Purtroppo, come ho detto, molte le società di psicoanalisi, come ormai molte   società di psicoterapia, si sono costituite non solo come scuole istituzionali, ma anche e soprattutto come istituzioni totali. Per accedere a una di esse si chiedono al candidato due o tre colloqui con esaminatori il cui numero può arrivare fino a quattro, per assicurarsi che il candidato non abbia “controindicazioni” ad essere un analista; dai quattro ai sei anni di corso formativo; analisi personale interna alla scuola; analisi didattica; supervisioni. A tutto ciò, possono seguire altri tre anni di ulteriore super-formazione. Tutto all’interno della stessa scuola. Un conto salato, sia in termini economici che psichici: chi potrebbe mantenere la propria autonomia morale e intellettuale con un simile pressing? E dopo averlo effettuato, chi avrà mai una mente abbastanza solida e complessa da guarire un paziente? Non a caso la psicoanalisi, almeno qui in Italia, ha cessato da decenni di produrre potenziale euristico e terapeutico. 

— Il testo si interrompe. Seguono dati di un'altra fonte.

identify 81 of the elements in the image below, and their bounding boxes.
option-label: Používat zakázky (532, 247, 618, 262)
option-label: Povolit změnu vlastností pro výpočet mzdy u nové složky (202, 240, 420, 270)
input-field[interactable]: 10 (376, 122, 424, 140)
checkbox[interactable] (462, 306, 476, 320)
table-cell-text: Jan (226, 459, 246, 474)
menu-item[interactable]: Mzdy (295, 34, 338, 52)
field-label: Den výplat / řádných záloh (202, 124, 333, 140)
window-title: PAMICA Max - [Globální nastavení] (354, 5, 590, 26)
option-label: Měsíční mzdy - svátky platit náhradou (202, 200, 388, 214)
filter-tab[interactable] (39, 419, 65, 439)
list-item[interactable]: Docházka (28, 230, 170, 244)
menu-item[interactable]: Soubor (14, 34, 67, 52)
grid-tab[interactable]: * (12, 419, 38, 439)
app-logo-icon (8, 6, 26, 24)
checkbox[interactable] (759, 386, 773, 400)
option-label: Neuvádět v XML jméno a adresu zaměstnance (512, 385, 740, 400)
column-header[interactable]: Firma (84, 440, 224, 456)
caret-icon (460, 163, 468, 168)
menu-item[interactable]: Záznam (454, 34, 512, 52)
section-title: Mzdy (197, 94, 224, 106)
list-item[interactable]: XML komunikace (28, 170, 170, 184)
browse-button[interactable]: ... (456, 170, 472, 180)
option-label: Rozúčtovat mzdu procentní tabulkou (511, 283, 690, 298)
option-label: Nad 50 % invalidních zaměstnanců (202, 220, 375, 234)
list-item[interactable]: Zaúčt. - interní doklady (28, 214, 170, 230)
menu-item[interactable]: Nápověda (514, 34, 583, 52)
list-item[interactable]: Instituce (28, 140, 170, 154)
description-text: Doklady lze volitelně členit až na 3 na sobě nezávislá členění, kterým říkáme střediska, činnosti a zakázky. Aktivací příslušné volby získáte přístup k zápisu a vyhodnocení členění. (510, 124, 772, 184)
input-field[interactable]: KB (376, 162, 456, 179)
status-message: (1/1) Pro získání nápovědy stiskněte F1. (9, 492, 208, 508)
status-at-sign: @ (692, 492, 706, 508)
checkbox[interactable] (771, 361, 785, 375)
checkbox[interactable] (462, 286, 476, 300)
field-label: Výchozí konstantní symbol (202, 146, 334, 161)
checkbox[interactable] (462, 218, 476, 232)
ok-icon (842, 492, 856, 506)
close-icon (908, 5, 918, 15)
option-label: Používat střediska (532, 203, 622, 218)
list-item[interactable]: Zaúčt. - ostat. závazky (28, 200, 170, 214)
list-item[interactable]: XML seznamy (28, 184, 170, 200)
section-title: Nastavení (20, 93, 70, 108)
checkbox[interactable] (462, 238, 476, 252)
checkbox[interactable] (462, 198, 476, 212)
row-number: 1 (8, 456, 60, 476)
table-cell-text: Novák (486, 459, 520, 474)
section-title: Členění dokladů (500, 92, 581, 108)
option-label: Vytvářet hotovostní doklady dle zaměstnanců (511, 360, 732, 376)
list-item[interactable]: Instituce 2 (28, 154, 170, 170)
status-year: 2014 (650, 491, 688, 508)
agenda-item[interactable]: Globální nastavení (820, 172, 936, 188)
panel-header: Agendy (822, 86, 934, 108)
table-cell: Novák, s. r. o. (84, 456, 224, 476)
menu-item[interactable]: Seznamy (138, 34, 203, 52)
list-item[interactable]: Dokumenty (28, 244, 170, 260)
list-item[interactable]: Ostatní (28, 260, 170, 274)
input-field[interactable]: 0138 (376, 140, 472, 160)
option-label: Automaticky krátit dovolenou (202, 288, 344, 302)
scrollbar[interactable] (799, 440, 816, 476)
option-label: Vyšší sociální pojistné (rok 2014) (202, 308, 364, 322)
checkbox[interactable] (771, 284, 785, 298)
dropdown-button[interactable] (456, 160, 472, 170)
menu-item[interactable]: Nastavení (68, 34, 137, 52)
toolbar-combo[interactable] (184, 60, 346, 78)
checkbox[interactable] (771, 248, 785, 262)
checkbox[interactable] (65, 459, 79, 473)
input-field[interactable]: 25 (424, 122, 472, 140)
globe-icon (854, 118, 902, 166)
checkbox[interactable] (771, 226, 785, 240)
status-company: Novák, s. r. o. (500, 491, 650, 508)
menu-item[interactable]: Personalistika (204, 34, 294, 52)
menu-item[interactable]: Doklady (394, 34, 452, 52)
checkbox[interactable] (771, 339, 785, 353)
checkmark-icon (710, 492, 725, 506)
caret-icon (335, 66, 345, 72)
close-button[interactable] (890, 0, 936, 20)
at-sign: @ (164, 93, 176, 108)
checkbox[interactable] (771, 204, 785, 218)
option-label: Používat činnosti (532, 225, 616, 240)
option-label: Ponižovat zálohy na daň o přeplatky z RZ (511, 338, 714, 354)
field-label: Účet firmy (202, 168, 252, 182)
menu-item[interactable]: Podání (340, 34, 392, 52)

Il nostro compito di psicoterapeuti innovativi non potrà essere altro che quello di smuovere il terreno consolidato del “senso comune”, sia sociale che psichiatrico e ormai anche psicoterapeutico. Freud appose al frontespizio dell’Interpretazione dei sogni un verso di Virgilio: «Flectere si nequeo superos, Acheronta movebo»: se non potrò essere ascoltato dal cielo, chiederò agli Inferi. 

Il suo spirito continua ad essere quello giusto.    

Bibliografia

Balint M., L’analisi didattica, Guaraldi, Firenze, 1974.

Safouan M., Jacques Lacan e il problema della formazione degli analisti, Astrolabio Ubaldini, Roma, 1987.